Near the rusting remnants of a blown out pick-up truck

“Stop! Stop!” I shouted at my driver.
“It is very dangerous to stop.”
“I don’t care. Stop the car, please.”

We were driving along a high road that looked out over a vast green valley, a landscape most people don’t picture when they think of Iraq. But it wasn’t the beautiful view, green with life that caught my attention. Near the rusting remnants of a blown out pick-up truck, not far from piles of concert ruble and square slabs in the Tal Afar district that were once the walls of houses, I saw a group of teenage boys playing soccer in the grass.  They were laughing, playing, joyful amongst the looming echoes of death, bloodshed and bombs.  We passed them in the car. 

“Go back!

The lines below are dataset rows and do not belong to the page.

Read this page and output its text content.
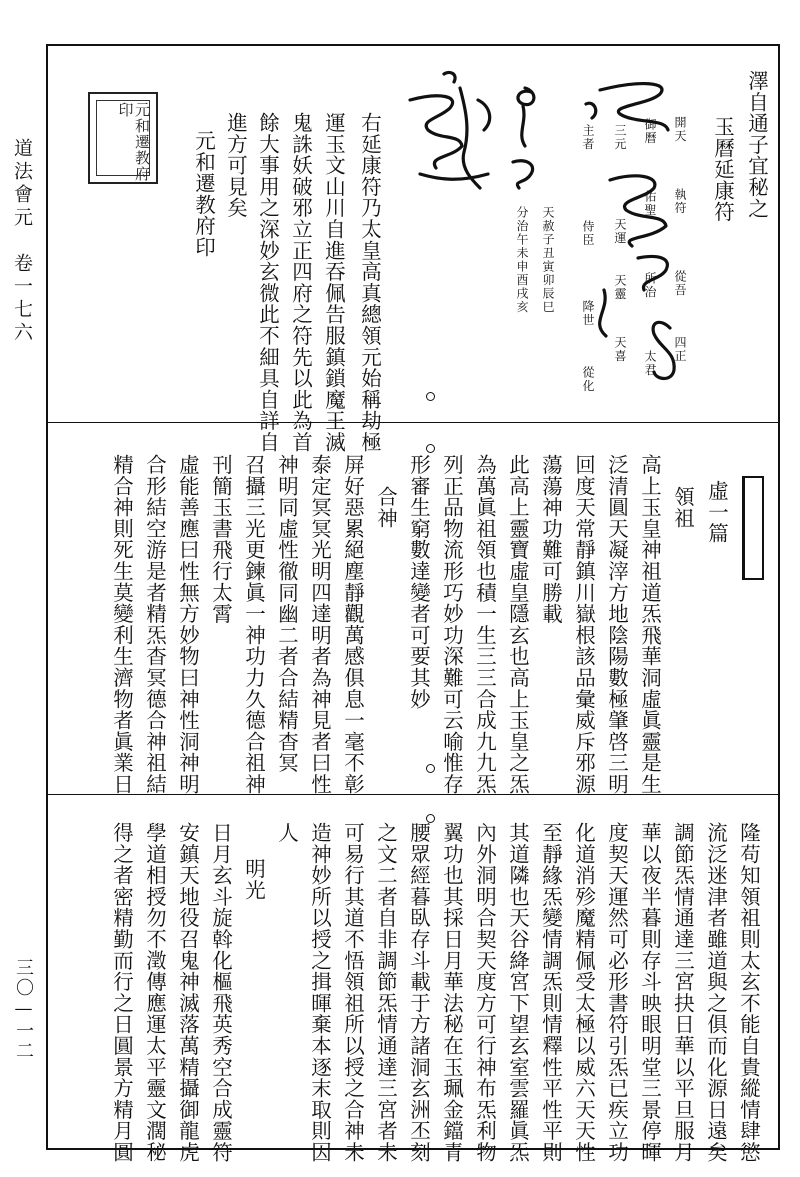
道法會元　卷一七六
三〇—一二
澤自通子宜秘之
玉曆延康符
開天
執符
從吾
御曆
佑聖
所治
四正
三元
天運
天靈
太君
主者
侍臣
降世
天喜
從化
天赦子丑寅卯辰巳
分治午未申酉戌亥
右延康符乃太皇高真總領元始稱劫極
運玉文山川自進吞佩告服鎮鎖魔王滅
鬼誅妖破邪立正四府之符先以此為首
餘大事用之深妙玄微此不細具自詳自
進方可見矣
元和遷教府印
元和遷教府印
虛一篇
領祖
高上玉皇神祖道炁飛華洞虛眞靈是生
泛清圓天凝滓方地陰陽數極肇啓三明
回度天常靜鎮川嶽根該品彙威斥邪源
蕩蕩神功難可勝載
此高上靈寶虛皇隱玄也高上玉皇之炁
為萬眞祖領也積一生三三合成九九炁
列正品物流形巧妙功深難可云喻惟存
形審生窮數達變者可要其妙
合神
屏好惡累絕塵靜觀萬感俱息一毫不彰
泰定冥冥光明四達明者為神見者曰性
神明同虛性徹同幽二者合結精杳冥
召攝三光更鍊眞一神功力久德合祖神
刊簡玉書飛行太霄
虛能善應曰性無方妙物曰神性洞神明
合形結空游是者精炁杳冥德合神祖結
精合神則死生莫變利生濟物者眞業日
隆苟知領祖則太玄不能自貴縱情肆慾
流泛迷津者雖道與之俱而化源日遠矣
調節炁情通達三宮抉日華以平旦服月
華以夜半暮則存斗映眼明堂三景停暉
度契天運然可必形書符引炁已疾立功
化道消殄魔精佩受太極以威六天天性
至靜緣炁變情調炁則情釋性平性平則
其道隣也天谷絳宮下望玄室雲羅眞炁
內外洞明合契天度方可行神布炁利物
翼功也其採日月華法秘在玉珮金鐺青
腰眾經暮臥存斗載于方諸洞玄洲丕刻
之文二者自非調節炁情通達三宮者未
可易行其道不悟領祖所以授之合神未
造神妙所以授之揖暉棄本逐末取則因
人
明光
日月玄斗旋斡化樞飛英秀空合成靈符
安鎮天地役召鬼神滅落萬精攝御龍虎
學道相授勿不澂傳應運太平靈文濶秘
得之者密精勤而行之日圓景方精月圓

We need to go back.”
“But sir,  it is not safe for you to stop.”
“Go back please!”

He shook his head, not agreeing with me, but he turned the car around.  “I'll not take more than three minutes, I promise!”

We parked near the blown out car. I called out to get the boys' attention. They looked over, a little scared at first. I held up the camera and pointed to it. “Pictures! I want to take some pictures.” My signals were clear enough even though they didn’t understand my words. Using my best pointing and hand waving I got them to come over.

 I took one of the older boy in the group with the soccer ball in front the destroyed pick-up. Then I waved them off with an OK sign and they resumed their game. Watching them play restored a sense of faith in me. That inside us, inside people is a resilience for joy that can’t be extinguished. It can be stifled, pushed down. It can feel as though it’s been blotted out. But after a little bit of time, people can find joy in life again; we can play amid the rubble. Even when danger still lurks nearby, we will play nonetheless. Terror only works for so long, until the mind normalizes it and what bubbles to the surface are those other emotions that were waiting on the bench for their turn to enter the game.